Before you cannonball into your neighborhood swimming pool this summer — or slip into a hot tub for a relaxing soak — check the last time it was inspected.
Thousands of pools, hot tubs, and splash parks are shut down every year due to health and safety violations, according to a new report published Thursday by the Centers for Disease Control and Prevention. Nearly 80 percent of public pools and water playgrounds had at least one violation during inspection.
According to the CDC, illness outbreaks related to swimming pools and hot tubs have increased significantly in recent years. Most of these were caused by Cryptosporidium, a parasite that can survive in pools even at CDC-recommended chlorine levels.
Researchers ran the data on 2013 inspections of nearly 50,000 public pools and hot tubs in Arizona, California, Florida, New York, and Texas. The worst offenders: kiddie pools, 20 percent of which had been closed at one point for some sort of violation. The most common problems reported during inspection were improper pH, inadequate safety equipment, and inappropriate disinfectant concentrations. (Too high of a pH can make chlorine less effective at disinfection.)

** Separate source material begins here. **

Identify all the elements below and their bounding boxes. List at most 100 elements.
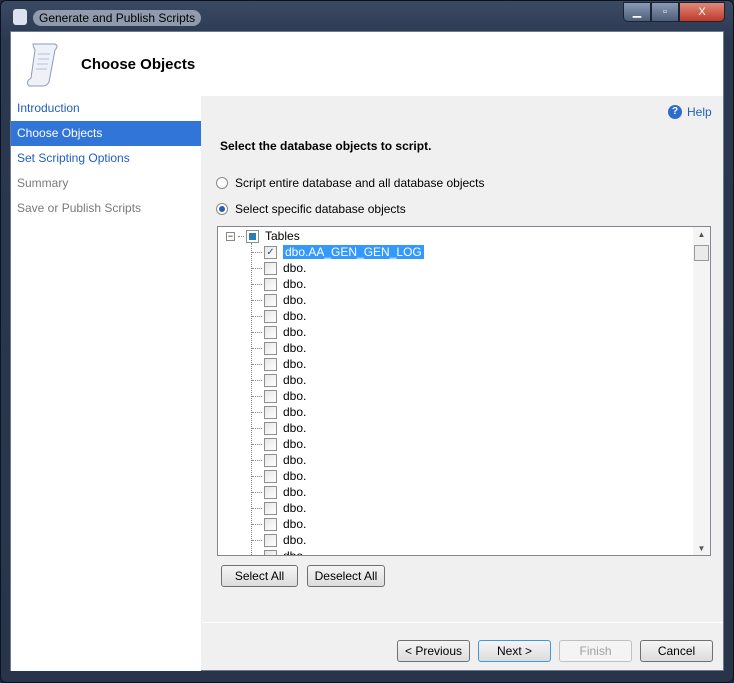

“[The findings] are clearly concerning,” said Michael Beach, Associate Director for Healthy Water at the CDC. “We need to protect the public,” he added.
Not all of the violations were minor. One out of every eight inspections led to a pool, hot tub, or splash pad being closed immediately.
The CDC recommends swimmers check to make sure the inspections at their neighborhood pool are up to date. Then, they’re free to just keep swimming.